National Cyclists' Union - Road Racing

Road Racing

The NCU banned all cycle racing on public roads in 1890, fearing it would again jeopardise the position of other cyclists. It compelled members to hold their races on velodromes, although the word was not known then, or on closed roads such as in parks and airfields. The only races allowed on public roads were time-trials, in which riders competed against the clock at intervals, and distance and place-to-place record attempts.

Such a ban did not operate in other countries and massed road racing continued as before. That made little difference to the British because the few international events to which they sent riders, notably the Olympic and world championship road races, had been run as individual time trials.
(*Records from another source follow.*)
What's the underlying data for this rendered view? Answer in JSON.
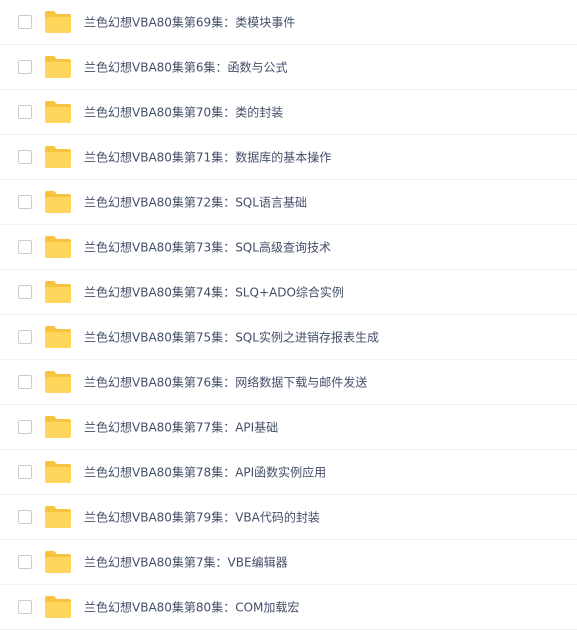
{
  "colors": {
    "folder": "#ffd55c",
    "folder_tab": "#f7c341",
    "text": "#424e67",
    "divider": "#eef0f3",
    "checkbox_border": "#c7cbd3"
  },
  "icons": {
    "checkbox": "checkbox-unchecked",
    "folder": "folder-icon"
  },
  "files": [
    {
      "name": "兰色幻想VBA80集第69集：类模块事件"
    },
    {
      "name": "兰色幻想VBA80集第6集：函数与公式"
    },
    {
      "name": "兰色幻想VBA80集第70集：类的封装"
    },
    {
      "name": "兰色幻想VBA80集第71集：数据库的基本操作"
    },
    {
      "name": "兰色幻想VBA80集第72集：SQL语言基础"
    },
    {
      "name": "兰色幻想VBA80集第73集：SQL高级查询技术"
    },
    {
      "name": "兰色幻想VBA80集第74集：SLQ+ADO综合实例"
    },
    {
      "name": "兰色幻想VBA80集第75集：SQL实例之进销存报表生成"
    },
    {
      "name": "兰色幻想VBA80集第76集：网络数据下载与邮件发送"
    },
    {
      "name": "兰色幻想VBA80集第77集：API基础"
    },
    {
      "name": "兰色幻想VBA80集第78集：API函数实例应用"
    },
    {
      "name": "兰色幻想VBA80集第79集：VBA代码的封装"
    },
    {
      "name": "兰色幻想VBA80集第7集：VBE编辑器"
    },
    {
      "name": "兰色幻想VBA80集第80集：COM加载宏"
    }
  ]
}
It was as a 100-mile time-trial, in Shropshire, that Britain organised the world championship road race in 1922. Then in 1933 the UCI decided that championships would be massed-start events. The NCU organised its 1933 world championship trial as a circuit race at Brooklands near Weybridge in Surrey. This and Donington Park in the north Midlands remained the sole venues for massed start racing on mainland Britain until 1942, along with the Snaefell Mountain Course on the neighbouring Isle of Man.
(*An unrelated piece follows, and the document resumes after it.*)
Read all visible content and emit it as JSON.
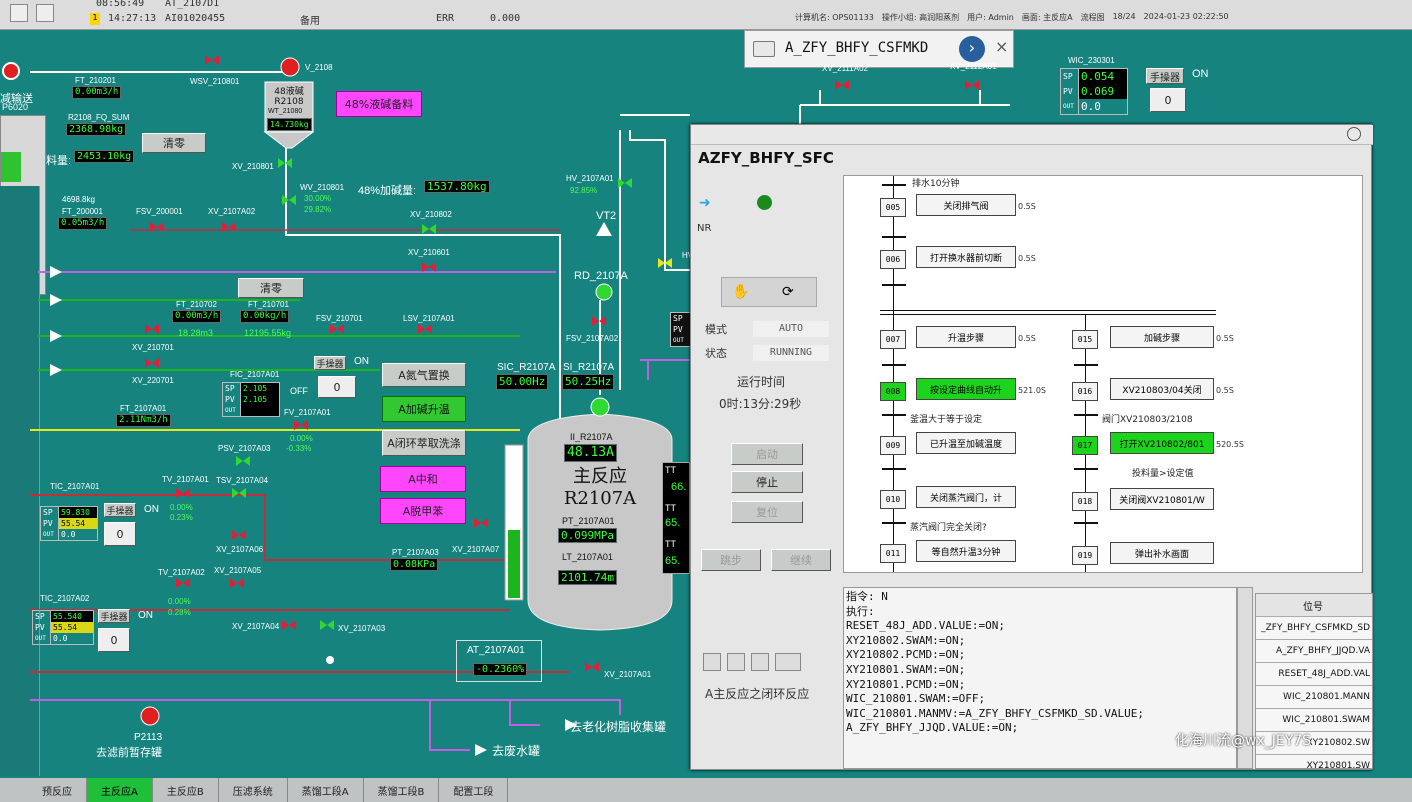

The trial led to a series of races at Brooklands, organised by the Charlotteville cycling club under Bill Mills, a professional rider who founded the weekly magazine, The Bicycle. Mills was one of few authorities to whom the NCU could turn for advice on road racing and it was he who wrote the NCU's rules, at the request of the secretary, H. N. Crowe.

The wording that Mills chose in 1933 led to the NCU's long civil war with a later rival body, the British League of Racing Cyclists. Mills wrote: "No massed start race shall be permitted, other than on an enclosed circuit, unless the course is closed under statute by the competent authority, to other vehicular traffic." Nine years later, in October 1942 and after the BLRC had broken away from the NCU because of that insistence on closed roads, Mills regretted what he had done: "In 1933 it was impossible to foresee the future... the war, the changing conditions on the road, the decline of track sport, the growing demand for massed start under real road conditions. My notes covered conditions as they existed in 1933."
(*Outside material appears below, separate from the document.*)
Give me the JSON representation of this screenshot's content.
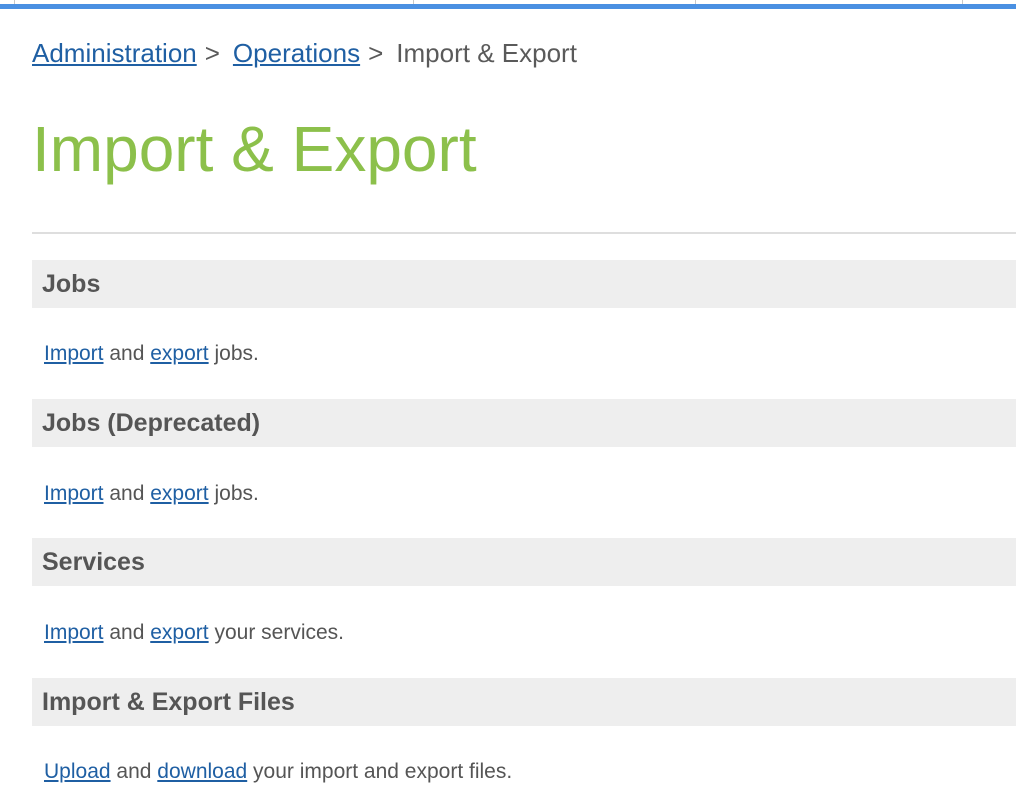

At the time, said the writer and team manager Chas Messenger, "there were thousands riding in time trials and, apart from a once-in-a-while article in the cycling press, they knew little or nothing about road racing." The Brooklands races inspired some riders and one, Percy Stallard, took advantage of low wartime traffic in 1942 to organise a race on the open road from Llangollen to Wolverhampton. The NCU banned him sine die - until further notice - and he and others formed the British League of Racing Cyclists as a rival.